In the weaving town of Kidderminster from 1641 to 1660, Richard Baxter’s preaching and catechizing was the Spirit’s means to transform the parish from licentiousness to godliness. As he gathered his ministerial insights into a book for the Worcestershire association of ministers, he recognized a great danger for pastors who might attempt to follow his recommendations for reform—they could preach against sin, while they themselves continued in sin. In so doing, they not only endangered their congregations, but their own souls.

Take heed to yourselves, lest you live in those sins which you preach against in others, and lest you be guilty of that which daily you condemn.

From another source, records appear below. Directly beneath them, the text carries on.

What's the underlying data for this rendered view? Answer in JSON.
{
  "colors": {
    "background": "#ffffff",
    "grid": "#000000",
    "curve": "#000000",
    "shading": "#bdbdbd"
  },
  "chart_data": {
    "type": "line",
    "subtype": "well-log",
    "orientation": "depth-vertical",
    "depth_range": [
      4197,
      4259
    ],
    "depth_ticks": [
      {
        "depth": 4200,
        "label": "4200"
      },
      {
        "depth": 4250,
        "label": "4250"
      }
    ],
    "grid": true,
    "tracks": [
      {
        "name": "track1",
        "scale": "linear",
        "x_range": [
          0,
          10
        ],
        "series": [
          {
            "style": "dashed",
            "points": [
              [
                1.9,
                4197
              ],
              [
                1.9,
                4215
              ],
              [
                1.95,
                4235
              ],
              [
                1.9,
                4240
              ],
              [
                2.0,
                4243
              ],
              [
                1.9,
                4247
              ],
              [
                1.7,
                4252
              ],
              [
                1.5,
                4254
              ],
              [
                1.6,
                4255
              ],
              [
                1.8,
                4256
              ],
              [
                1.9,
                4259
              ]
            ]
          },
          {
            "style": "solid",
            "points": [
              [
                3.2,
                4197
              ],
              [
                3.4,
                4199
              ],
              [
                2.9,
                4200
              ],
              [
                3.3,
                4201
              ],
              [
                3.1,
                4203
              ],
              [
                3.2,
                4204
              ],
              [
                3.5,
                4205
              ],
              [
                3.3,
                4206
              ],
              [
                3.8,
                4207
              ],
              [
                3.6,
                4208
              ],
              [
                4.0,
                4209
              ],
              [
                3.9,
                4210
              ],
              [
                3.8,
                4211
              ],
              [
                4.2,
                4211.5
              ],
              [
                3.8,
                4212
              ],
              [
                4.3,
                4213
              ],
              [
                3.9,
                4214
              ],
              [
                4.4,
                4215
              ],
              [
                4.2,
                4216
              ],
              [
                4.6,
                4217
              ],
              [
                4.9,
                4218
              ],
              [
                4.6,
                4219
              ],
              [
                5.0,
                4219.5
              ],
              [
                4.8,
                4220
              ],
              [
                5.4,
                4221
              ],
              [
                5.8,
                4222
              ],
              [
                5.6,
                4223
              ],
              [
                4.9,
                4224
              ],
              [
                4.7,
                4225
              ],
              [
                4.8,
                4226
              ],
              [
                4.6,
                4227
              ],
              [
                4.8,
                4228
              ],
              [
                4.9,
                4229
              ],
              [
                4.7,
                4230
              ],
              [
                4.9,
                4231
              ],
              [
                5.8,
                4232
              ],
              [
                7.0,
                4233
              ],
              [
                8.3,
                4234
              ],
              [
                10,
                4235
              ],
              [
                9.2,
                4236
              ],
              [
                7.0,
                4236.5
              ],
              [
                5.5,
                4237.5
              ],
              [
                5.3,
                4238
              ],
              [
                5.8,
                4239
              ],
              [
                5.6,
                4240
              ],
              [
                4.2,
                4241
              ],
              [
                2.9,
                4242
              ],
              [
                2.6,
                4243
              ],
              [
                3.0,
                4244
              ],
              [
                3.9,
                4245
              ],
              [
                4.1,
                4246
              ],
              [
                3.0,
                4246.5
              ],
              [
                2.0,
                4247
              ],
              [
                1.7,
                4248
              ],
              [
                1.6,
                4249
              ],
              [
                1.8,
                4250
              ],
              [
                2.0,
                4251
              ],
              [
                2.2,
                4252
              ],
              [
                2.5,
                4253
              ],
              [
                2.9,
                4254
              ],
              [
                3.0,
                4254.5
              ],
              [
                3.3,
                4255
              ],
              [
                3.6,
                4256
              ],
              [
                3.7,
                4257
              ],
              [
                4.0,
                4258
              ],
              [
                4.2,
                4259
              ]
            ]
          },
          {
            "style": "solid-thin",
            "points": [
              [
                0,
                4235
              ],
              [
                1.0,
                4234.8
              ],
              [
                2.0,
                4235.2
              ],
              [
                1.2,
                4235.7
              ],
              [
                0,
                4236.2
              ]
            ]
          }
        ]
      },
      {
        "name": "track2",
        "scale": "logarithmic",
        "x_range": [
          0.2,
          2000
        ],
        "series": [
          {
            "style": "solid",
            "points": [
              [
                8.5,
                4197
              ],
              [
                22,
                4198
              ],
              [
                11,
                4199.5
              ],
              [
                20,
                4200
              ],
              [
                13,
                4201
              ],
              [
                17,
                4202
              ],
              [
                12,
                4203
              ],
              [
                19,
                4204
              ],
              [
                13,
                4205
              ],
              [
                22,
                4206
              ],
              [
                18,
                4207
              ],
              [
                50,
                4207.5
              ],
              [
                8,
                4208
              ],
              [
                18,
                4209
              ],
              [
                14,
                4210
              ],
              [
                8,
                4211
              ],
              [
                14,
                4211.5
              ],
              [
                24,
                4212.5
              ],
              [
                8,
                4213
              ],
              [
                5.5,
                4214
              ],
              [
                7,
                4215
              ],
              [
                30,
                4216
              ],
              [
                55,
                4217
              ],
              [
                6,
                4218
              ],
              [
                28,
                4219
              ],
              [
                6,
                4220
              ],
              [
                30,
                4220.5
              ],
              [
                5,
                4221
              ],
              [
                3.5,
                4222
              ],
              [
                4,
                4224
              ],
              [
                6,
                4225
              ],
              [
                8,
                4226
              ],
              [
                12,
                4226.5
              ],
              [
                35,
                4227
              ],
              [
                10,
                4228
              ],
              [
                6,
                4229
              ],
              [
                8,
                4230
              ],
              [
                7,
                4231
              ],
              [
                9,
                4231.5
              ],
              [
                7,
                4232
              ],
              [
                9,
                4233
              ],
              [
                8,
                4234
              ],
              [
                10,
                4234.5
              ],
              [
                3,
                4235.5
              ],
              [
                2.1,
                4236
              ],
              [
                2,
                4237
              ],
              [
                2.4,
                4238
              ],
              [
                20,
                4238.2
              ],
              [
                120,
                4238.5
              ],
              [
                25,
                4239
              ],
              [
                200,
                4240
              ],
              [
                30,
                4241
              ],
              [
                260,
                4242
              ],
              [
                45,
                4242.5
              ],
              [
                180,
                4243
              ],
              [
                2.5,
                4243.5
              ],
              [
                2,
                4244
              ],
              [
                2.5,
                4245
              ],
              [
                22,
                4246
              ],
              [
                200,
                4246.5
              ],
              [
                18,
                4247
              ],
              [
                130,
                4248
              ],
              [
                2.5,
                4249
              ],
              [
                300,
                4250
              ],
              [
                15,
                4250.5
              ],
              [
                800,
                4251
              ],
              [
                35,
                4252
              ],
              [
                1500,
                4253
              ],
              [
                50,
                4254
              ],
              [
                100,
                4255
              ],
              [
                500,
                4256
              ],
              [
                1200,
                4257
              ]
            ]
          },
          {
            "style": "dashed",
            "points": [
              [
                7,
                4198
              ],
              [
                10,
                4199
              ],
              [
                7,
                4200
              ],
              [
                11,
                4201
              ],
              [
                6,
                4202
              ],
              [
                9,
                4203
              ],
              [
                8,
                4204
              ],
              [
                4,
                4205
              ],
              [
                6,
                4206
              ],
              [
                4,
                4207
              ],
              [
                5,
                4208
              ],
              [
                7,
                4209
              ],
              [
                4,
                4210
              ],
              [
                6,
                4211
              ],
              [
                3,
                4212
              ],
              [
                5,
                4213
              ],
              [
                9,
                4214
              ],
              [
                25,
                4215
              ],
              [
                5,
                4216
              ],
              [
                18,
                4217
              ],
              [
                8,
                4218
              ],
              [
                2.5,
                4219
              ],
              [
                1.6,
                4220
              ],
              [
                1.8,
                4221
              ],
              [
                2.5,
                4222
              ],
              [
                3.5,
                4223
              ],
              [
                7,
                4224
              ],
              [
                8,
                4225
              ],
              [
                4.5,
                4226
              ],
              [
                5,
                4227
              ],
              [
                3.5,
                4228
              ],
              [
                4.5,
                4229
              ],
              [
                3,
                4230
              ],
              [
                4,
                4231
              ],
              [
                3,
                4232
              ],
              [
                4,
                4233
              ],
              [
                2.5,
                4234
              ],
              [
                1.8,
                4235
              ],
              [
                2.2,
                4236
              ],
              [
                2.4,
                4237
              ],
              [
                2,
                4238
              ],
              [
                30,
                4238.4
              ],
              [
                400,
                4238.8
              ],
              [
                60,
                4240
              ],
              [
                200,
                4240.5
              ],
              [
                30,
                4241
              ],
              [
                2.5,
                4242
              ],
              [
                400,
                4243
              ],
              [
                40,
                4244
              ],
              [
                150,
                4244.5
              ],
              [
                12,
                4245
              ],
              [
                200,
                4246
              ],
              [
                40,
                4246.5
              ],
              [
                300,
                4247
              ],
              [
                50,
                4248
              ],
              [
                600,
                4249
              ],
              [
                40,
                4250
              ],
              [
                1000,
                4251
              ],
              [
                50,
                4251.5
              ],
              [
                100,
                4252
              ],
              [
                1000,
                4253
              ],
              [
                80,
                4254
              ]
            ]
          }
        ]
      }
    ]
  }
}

Will you make it your work to magnify God, and, when you have done, dishonour him as much as others? Will you proclaim Christ’s governing power, and yet contemn it, and rebel yourselves? Will you preach his laws, and wilfully break them? If sin be evil, why do you live in it? if it be not, why do you dissuade men from it? If it be dangerous, how dare you venture on it? if it be not, why do you tell men so? If God’s threatenings be true, why do you not fear them? if they be false, why do you needlessly trouble men with them, and put them into such frights without a cause? Do you ‘know the judgment of God, that they who commit such things are worthy of death;’ and yet will you do them? ‘Thou that teachest another, teachest thou not thyself? Thou that sayest a man should not commit adultery,’ or be drunk, or covetous, art though such thyself? ‘Thou that makest thy boast of the law, through breaking the law dishonourest thou God?’ What! shall the same tongue speak evil that speakest against evil? Shall those lips censure, and slander, and backbite your neighbour, that cry down these and the like things in others? Take heed to yourselves, lest you cry down sin, and yet do not overcome it; lest, while you seek to bring it down in others, you bow to it, and become its slave yourselves: ‘For of whom a man is overcome, of the same is he brought into bondage.’ ‘To whom ye yield yourselves servants to obey, his servants ye are to whom ye obey, whether of sin unto death, or of obedience unto righteousness.’ O brethren! it is easier to chide at sin, than to overcome it.[1]

 

[1] Richard Baxter, The Reformed Pastor (1656; repr., Edinburgh: Banner of Truth Trust, 1989), 67-68.